Et si tout n’était qu’une question de liens ? Alors que la biodiversité n’a jamais été aussi violentée, que les reliefs s’aplatissent comme des champs de betteraves, et que partout la pluralité des individus, des peuples et des territoires est sacrifiée sur l’hôtel du développement économique, les auteurs du livre « Toutes les couleurs de la terre » proposent une nouvelle voie pour penser dans un seul et même horizon cause sociale et cause environnementale : construire une société de la relation.
Combattre l’uniformisation des mondes
« Fils de la fin du vingtième siècle, nous sommes la génération qui a été la plus connectée à la diversité du monde et celle qui a vécu avec la plus grande intensité sa destruction massive et immédiate. Nous sommes les enfants de l’uniformisation, nous sommes une génération écrasée et brisée ». C’est en ces mots que les auteurs se livrent dans l’introduction de leur essai. Après avoir arpenté les routes du monde, les chemins de l’écologie, de la géographie et de l’anthropologie, Damien Deville et Pierre Spielewoy proposent dans leur travaux de décentrer le regard des crises que nous connaissons aujourd’hui pour essayer d’en comprendre la source : celle de l’uniformité des mondes. En revenant avec un œil critique sur la compétitivité des territoires, le capitalisme, le phagocytage culturel, tout comme la dualité occidentale entre nature et culture, les auteurs expliquent qu’uniformité et précarité deviennent les deux moments d’un seul et même processus « qui n’a jamais autant percé le rideaux de nos vies ».

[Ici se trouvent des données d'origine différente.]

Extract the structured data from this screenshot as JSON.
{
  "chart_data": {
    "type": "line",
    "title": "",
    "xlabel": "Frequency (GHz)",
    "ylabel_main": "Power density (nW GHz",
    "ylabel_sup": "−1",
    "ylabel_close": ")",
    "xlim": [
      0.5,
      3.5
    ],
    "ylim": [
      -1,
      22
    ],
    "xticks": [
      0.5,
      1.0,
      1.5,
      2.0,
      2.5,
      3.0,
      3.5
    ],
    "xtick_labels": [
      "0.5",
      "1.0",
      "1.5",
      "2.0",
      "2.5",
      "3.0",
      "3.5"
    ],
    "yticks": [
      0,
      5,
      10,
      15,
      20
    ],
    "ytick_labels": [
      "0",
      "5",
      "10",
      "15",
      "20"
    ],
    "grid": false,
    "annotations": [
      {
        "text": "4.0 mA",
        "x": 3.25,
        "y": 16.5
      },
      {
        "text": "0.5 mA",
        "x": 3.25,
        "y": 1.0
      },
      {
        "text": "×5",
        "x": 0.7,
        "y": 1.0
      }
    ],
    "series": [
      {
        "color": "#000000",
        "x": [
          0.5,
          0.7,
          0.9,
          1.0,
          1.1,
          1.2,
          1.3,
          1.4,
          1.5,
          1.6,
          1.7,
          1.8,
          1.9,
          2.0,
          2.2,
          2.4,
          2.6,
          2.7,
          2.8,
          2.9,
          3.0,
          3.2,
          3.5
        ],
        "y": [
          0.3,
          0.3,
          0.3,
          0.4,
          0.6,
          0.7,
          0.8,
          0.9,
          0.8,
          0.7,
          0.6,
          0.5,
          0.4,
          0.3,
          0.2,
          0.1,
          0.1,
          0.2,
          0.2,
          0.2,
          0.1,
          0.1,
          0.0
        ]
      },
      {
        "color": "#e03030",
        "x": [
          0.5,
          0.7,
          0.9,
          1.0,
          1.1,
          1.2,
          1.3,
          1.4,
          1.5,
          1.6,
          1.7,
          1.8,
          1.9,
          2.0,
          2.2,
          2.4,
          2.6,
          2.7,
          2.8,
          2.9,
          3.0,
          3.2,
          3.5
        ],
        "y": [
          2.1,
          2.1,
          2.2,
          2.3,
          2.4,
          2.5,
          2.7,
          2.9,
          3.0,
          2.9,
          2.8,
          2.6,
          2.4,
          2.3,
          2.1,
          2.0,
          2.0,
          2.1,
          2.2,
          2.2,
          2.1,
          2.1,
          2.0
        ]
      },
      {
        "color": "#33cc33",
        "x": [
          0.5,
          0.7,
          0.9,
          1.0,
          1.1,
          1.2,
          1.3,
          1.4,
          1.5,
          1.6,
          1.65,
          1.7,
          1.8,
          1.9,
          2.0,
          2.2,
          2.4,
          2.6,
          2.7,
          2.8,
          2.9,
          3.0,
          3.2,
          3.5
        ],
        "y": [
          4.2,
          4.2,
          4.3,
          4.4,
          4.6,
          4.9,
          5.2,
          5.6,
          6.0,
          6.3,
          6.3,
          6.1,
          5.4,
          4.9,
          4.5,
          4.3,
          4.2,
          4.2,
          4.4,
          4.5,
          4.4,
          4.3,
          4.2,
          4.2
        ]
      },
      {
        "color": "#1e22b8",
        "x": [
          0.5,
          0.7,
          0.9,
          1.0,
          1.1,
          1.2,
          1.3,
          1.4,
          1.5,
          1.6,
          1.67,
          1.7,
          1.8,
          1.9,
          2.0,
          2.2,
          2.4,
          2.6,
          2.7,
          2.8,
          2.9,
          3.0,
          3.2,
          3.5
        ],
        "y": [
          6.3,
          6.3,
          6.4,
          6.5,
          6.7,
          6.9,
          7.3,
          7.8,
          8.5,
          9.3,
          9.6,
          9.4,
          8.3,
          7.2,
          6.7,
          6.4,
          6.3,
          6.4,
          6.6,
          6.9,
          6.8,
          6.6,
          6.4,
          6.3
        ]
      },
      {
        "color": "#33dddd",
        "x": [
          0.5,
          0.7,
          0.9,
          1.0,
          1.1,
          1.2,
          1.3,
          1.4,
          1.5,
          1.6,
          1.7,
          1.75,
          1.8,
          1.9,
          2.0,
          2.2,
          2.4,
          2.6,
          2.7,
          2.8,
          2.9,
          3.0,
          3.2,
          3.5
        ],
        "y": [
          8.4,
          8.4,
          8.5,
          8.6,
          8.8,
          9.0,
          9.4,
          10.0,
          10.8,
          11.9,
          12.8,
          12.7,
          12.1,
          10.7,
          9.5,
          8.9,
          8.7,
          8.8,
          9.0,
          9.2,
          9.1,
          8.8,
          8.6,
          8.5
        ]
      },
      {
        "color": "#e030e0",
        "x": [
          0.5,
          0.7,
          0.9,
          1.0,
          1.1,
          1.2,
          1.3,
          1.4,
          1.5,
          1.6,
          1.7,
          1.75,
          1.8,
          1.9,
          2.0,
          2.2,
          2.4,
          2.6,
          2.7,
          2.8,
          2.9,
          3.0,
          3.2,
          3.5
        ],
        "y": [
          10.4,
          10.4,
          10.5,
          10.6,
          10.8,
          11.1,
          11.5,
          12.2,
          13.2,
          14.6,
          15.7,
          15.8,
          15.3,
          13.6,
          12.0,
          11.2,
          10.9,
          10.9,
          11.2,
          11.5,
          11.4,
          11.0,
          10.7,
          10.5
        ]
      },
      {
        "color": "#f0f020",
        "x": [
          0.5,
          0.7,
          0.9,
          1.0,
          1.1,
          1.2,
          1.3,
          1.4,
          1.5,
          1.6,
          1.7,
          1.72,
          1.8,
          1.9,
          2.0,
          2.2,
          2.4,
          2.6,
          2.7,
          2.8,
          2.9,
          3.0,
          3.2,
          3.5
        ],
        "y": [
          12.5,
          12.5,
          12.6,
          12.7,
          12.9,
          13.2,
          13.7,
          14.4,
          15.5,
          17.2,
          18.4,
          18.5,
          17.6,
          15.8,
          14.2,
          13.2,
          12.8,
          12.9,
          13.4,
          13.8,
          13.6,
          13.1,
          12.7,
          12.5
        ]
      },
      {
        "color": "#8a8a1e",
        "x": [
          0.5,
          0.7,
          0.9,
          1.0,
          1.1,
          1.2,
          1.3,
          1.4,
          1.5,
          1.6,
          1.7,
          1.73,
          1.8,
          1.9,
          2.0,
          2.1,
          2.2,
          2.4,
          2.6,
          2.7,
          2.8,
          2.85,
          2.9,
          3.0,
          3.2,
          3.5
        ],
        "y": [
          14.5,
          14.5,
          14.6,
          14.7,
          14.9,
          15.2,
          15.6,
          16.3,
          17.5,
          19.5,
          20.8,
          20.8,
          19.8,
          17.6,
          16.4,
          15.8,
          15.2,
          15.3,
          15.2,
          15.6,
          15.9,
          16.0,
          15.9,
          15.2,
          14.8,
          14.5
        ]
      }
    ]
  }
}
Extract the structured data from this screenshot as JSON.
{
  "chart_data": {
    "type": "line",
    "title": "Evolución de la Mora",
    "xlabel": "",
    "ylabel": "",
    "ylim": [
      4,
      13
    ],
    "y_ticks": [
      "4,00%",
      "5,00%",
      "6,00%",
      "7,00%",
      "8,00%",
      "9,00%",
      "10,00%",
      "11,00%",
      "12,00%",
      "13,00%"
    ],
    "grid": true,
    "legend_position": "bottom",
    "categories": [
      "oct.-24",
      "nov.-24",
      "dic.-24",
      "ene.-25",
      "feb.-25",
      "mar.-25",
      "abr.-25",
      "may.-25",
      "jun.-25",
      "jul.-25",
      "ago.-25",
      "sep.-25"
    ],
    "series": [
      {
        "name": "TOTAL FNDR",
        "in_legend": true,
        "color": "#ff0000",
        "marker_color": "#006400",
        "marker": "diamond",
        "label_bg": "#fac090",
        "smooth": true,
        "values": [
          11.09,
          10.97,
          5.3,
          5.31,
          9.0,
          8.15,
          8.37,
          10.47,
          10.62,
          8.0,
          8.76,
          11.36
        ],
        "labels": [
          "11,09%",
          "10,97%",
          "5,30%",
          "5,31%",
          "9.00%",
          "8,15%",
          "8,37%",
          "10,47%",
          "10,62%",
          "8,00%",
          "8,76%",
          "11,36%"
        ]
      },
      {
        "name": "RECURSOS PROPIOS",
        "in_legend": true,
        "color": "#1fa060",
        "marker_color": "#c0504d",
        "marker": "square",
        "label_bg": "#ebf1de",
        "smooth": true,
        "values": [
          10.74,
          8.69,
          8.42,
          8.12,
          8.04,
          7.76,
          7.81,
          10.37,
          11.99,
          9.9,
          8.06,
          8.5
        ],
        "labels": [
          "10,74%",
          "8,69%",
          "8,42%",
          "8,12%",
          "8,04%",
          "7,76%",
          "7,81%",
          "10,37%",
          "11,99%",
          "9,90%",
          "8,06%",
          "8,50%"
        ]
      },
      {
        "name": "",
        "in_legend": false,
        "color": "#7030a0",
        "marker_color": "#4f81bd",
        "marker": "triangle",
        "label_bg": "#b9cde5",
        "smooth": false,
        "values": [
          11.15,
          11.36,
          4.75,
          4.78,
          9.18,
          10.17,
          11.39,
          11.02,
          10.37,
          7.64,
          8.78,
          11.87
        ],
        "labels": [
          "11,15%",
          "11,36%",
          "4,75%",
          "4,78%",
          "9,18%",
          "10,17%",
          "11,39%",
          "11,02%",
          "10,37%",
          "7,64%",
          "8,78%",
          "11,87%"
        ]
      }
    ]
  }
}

Construire en effet une société dans une opposition permanente entre nature et culture, c’est légitimer l’instrumentalisation des êtres vivants non-humains et de fait participer à l’érosion de la biodiversité. Construire une société sur une seule vitesse ensuite, celle de la quête du profit individuel, c’est également laisser sur le bas-côté tous les individus qui ne peuvent ou ne veulent suivre cette vitesse. De l’emballement climatique à la chute drastique de la biodiversité, en passant par les fractures criantes entre territoires et pays du monde, nous n’avons jamais autant parlé d’insécurités, de fissures, de cicatrices et de potentiels scénarios ténébreux à venir.
Opposer résistance et recréer du lien : la voie de l’écologie relationnelle
Les auteurs proposent dans la seconde partie de leur livre, de contourner les déficits sociétaux à l’œuvre et de remettre en perspective la critique de l’uniformisation des mondes pour cheminer vers un nouveau champ de compréhension du monde et d’engagement. Soit la découverte et les potentialités offertes par l’étude des relations que nous pouvons construire les uns avec les autres, entre l’humain d’abord et avec le non-humain ensuite. Cette voie, les auteurs la nomment « l’écologie relationnelle ». En renouvelant notre façon d’habiter la Terre et en définissant avec justesse la place de l’humanité dans la grande fresque du vivant, l’écologie relationnelle devient une ode à la diversité et une ode à la solidarité.
Les auteurs proposent alors de forger les contours sociétaux de ce que pourrait être « une société de la relation » à travers trois moments qu’ils jugent fondateur : assumer la vulnérabilité, penser la rencontre et cultiver de nouveaux espaces de justice. A grands renforts d’enseignements et de ressources théoriques en anthropologie, en géographie, la société de la relation qu’appellent de leurs vœux les auteurs constituent une proposition pour réintroduire, dans la pensée et dans l’action, des espaces de compréhension et de partage entre humains et non-humains. Ce faisant, elle permet de renouveler les connaissances sur les liens qu’entretiennent les sociétés à leurs milieux, tout en proposant de miser sur la diversité territoriale pour apporter des réponses pertinentes aux crises sociales et écologiques. L’écologie relationnelle devient le point de départ d’un projet théorique et politique qui porte en fierté des métissages territoriaux par-delà les individus et par-delà l’Occident.
A lire : Toutes Les couleurs de La Terre. Ces liens Qui Peuvent Sauver Le Monde, de Damien Deville et Pierre Spielewoy, Editions Tana, Janvier 2020.